Given the enduring popularity of Microsoft Windows, some of these tools have been used for years and even decades.
Trend Micro researchers have recently spotted Vtask, a custom made tool for hiding Windows tasks in the current session, being used in a targeted attack they were investigating, and an analysis of the code revealed that it has been compiled over twelve years ago.
Written in Visual Basic during a time where decompilers for VB programs were not yet existent, malware analysts had a difficult time analyzing its code. Vtask hides windows of executable programs, but not processes, which can still be seen running in the background via Task Manager.
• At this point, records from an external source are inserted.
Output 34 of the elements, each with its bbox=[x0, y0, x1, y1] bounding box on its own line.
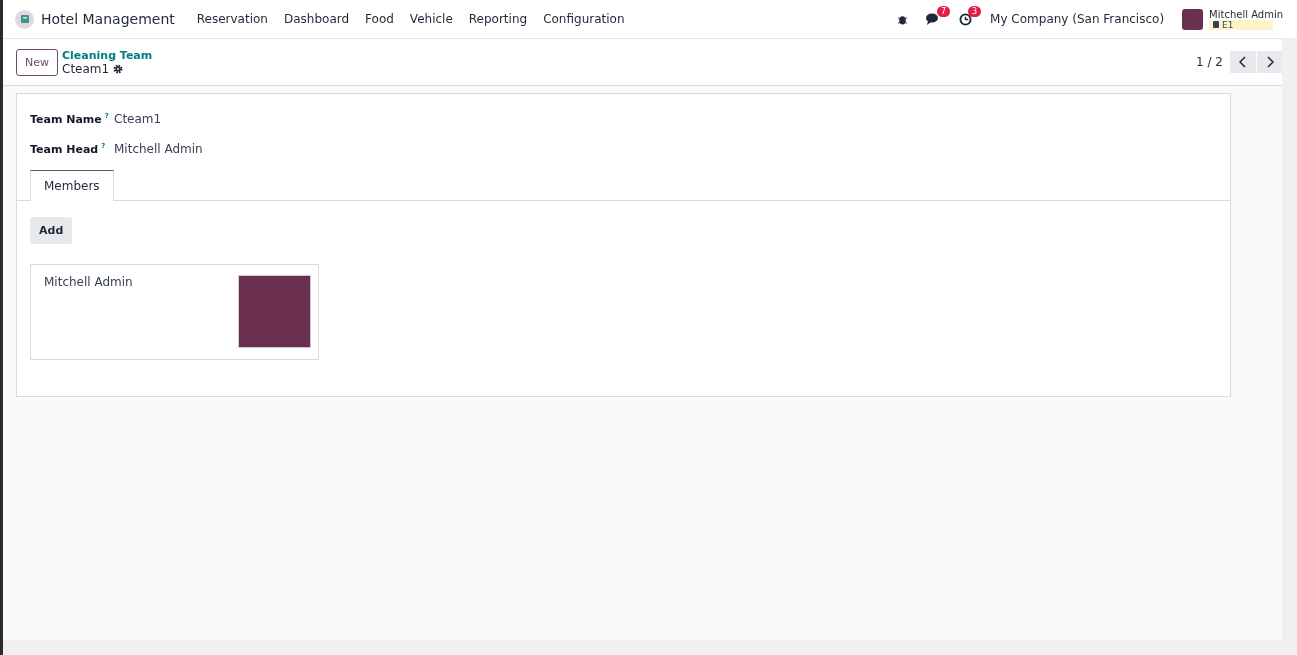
menu-item[interactable]: Food bbox=[357, 12, 402, 26]
clock-icon[interactable] bbox=[959, 12, 973, 26]
menu-item[interactable]: Reservation bbox=[188, 12, 276, 26]
members-tab[interactable]: Members bbox=[30, 170, 114, 201]
field-value[interactable]: Mitchell Admin bbox=[114, 142, 203, 156]
company-switcher[interactable]: My Company (San Francisco) bbox=[990, 12, 1165, 26]
add-button[interactable]: Add bbox=[30, 217, 73, 244]
field-label: Team Name $^{?}$ bbox=[30, 112, 110, 126]
user-name[interactable]: Mitchell Admin bbox=[1209, 8, 1283, 20]
menu-item[interactable]: Reporting bbox=[460, 12, 536, 26]
member-name: Mitchell Admin bbox=[44, 275, 133, 291]
app-logo-icon[interactable] bbox=[15, 9, 34, 29]
settings-icon[interactable] bbox=[113, 63, 124, 74]
field-value[interactable]: Cteam1 bbox=[114, 112, 162, 126]
app-name: Hotel Management bbox=[41, 11, 175, 27]
previous-button[interactable] bbox=[1230, 51, 1256, 73]
menu-item[interactable]: Configuration bbox=[535, 12, 633, 26]
message-count: 7 bbox=[937, 5, 951, 17]
chevron-left-icon bbox=[1239, 56, 1247, 68]
user-avatar[interactable] bbox=[1182, 8, 1204, 30]
pager-counter: 1 / 2 bbox=[1196, 55, 1223, 69]
chevron-right-icon bbox=[1266, 56, 1274, 68]
activity-count: 3 bbox=[968, 5, 982, 17]
member-card[interactable]: Mitchell Admin bbox=[30, 264, 319, 360]
database-name: E1 bbox=[1222, 19, 1234, 30]
database-icon bbox=[1213, 21, 1220, 28]
new-button[interactable]: New bbox=[16, 48, 58, 76]
bug-icon[interactable] bbox=[897, 13, 909, 25]
breadcrumb-link[interactable]: Cleaning Team bbox=[62, 48, 153, 62]
menu-item[interactable]: Dashboard bbox=[275, 12, 358, 26]
record-title: Cteam1 bbox=[62, 61, 110, 76]
menu-item[interactable]: Vehicle bbox=[401, 12, 461, 26]
next-button[interactable] bbox=[1257, 51, 1283, 73]
field-label: Team Head $^{?}$ bbox=[30, 142, 107, 156]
“This tool is especially useful when the platform of the targeted computer is not a Windows Server version,” the researchers noted and explained: “If the computer runs on platforms other than Windows Server, only one user can be logged at a time. Thus, when the user logs on, the attacker loses the view of the desktop. Vtask is used to automatically hide the ongoing tasks conducted by the attacker.”
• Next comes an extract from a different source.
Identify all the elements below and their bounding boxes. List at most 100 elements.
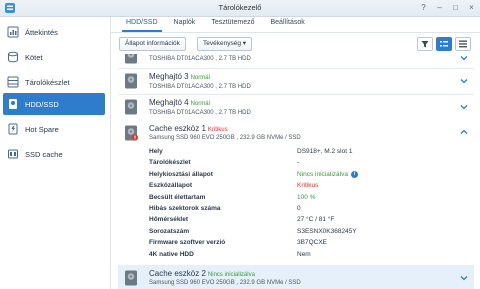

Vtask will show how many users are logged on to the affected computer, and what they do on it. It will also show from where the users are logging in, and will automatically hide tasks if the attacker is suddenly disconnected from the affected computer.
“Based on the features of Vtask, this tool was used by attackers during the lateral movement stage in a targeted attack. This is the stage in which attackers seek valuable hosts that house sensitive information within the target network,” the researchers opined. “Moving within the target network requires stealth—which this tool provides by hiding running tasks and alerting attackers to log in attempts.”
The analysis of Vtask also revealed that the attackers might be based in China, as the tool will try to hide IPs coming from an IP address range associated with the country’s Fujian region.
The researchers have provided a hash for the tool so that IT administrators can look for it on the systems they oversee, and have advised them to remove local administrator rights for users, so that attackers have a limited range of action within the network if they compromise a regular user system.